In the world of differential equations, a characteristic equation is a special polynomial derived from a linear differential equation with constant coefficients. This equation is crucial because it helps us find the particular solutions that will satisfy the differential equation. To form the characteristic equation, we replace each derivative term in the differential equation with powers of a variable, often denoted as "\(r\)". For instance, in the given differential equation \(y^{\text{iv}}-5y^{\prime\prime}+4y=0\), the characteristic equation emerges as \(r^4 - 5r^2 + 4 = 0\). The idea is converting the problem from a differential one to an algebraic one, making it easier to handle. By solving this characteristic polynomial, we find the roots that guide us to the solution of the original differential equation.

General Solution

The general solution of a differential equation encompasses all possible solutions to the equation, highlighted as a result of the diverse roots from the characteristic equation. When you have a differential equation with constant coefficients and distinct roots, the general solution can be expressed as a linear combination of exponential functions. Each term in this linear combination corresponds to one root of the characteristic equation. In this case, for the roots \(r_1 = 1, r_2 = -1, r_3 = 2,\) and \(r_4 = -2\), the general solution is built using expressions of the form \(e^{rx}\). Therefore, the solution is:

• \( y(x) = c_1 e^{x} + c_2 e^{-x} + c_3 e^{2x} + c_4 e^{-2x} \)

Here, \(c_1, c_2, c_3,\) and \(c_4\) are arbitrary constants that would be resolved using initial conditions. These express all possible solutions, enabling flexibility to match specific outset scenarios.

Exponential Function

Exponential functions form the backbone of solutions to many differential equations, especially those with constant coefficients. An exponential function is expressed in the form \(e^{rx}\), where \(e\) is the base of the natural logarithm, approximately equal to 2.718, and \(r\) and \(x\) are variables, with \(r\) often being a root from the characteristic equation.
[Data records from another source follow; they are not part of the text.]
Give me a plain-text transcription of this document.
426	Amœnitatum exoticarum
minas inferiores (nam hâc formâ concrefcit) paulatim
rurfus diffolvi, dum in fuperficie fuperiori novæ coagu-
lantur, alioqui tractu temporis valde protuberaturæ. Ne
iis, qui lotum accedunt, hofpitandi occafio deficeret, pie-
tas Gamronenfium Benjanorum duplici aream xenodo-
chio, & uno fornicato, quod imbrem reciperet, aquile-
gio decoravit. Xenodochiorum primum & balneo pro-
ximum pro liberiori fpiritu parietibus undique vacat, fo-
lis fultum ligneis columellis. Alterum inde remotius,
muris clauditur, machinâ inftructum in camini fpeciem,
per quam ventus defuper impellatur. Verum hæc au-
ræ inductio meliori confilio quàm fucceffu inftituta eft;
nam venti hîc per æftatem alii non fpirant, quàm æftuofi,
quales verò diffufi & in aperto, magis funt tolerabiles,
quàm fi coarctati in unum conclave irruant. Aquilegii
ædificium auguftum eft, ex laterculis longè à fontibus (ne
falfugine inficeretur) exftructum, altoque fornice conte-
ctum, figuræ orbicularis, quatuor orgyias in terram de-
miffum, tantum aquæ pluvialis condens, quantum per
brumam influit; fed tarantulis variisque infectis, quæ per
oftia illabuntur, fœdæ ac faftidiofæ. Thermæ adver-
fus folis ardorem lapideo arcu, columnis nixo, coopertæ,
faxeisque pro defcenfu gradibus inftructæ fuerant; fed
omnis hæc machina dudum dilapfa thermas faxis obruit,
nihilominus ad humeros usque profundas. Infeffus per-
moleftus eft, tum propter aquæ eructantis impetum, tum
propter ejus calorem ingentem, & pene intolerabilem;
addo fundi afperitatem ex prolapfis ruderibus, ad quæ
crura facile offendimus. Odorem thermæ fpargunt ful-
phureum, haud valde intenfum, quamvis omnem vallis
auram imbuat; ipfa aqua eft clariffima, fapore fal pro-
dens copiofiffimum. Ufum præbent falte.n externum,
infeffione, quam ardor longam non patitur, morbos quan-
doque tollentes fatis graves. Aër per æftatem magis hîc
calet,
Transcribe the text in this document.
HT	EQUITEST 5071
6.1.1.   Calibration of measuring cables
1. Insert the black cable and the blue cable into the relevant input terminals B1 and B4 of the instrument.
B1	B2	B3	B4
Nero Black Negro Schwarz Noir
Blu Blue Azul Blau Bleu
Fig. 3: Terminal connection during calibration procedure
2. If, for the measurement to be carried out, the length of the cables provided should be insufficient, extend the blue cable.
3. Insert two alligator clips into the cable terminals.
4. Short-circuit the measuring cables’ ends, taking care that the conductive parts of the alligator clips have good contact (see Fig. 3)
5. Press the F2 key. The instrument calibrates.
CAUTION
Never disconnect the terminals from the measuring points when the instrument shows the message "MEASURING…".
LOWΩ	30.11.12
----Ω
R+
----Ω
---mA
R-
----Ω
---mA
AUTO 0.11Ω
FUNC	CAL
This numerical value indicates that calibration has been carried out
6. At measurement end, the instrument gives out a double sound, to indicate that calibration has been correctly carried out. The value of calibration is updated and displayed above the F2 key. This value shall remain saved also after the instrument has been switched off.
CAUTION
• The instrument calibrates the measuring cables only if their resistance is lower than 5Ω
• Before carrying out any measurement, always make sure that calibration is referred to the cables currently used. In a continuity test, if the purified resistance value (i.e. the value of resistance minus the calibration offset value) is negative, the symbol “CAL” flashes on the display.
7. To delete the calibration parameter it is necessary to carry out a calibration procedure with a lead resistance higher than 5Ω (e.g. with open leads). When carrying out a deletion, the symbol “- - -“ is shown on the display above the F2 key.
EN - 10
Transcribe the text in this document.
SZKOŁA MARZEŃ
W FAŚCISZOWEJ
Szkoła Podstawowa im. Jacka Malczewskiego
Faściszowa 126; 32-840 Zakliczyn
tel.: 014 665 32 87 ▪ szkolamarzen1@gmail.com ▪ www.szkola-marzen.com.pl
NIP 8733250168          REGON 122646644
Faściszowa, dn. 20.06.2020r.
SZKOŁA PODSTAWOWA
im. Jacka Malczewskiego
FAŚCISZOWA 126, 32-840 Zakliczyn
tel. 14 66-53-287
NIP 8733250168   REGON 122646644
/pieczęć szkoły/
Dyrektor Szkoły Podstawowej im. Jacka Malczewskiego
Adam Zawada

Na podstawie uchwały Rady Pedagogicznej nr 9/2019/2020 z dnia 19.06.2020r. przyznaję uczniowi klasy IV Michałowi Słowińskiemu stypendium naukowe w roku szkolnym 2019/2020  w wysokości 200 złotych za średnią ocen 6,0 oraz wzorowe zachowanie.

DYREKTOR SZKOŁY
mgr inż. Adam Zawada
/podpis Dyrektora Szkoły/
These functions possess unique properties:

• They grow initially fast when \(r > 0\), and decay similarly when \(r < 0\).
• Their derivatives are proportional to themselves, making them highly suitable for solutions to differential equations.

When solving our differential equation \(y^{\text{iv}} - 5y^{\prime\prime} + 4y = 0\), each exponential term in the general solution corresponds to one of the distinct roots found. These exponential functions bring structure and completeness to the solution, allowing it to cater to various initial conditions and behaviors.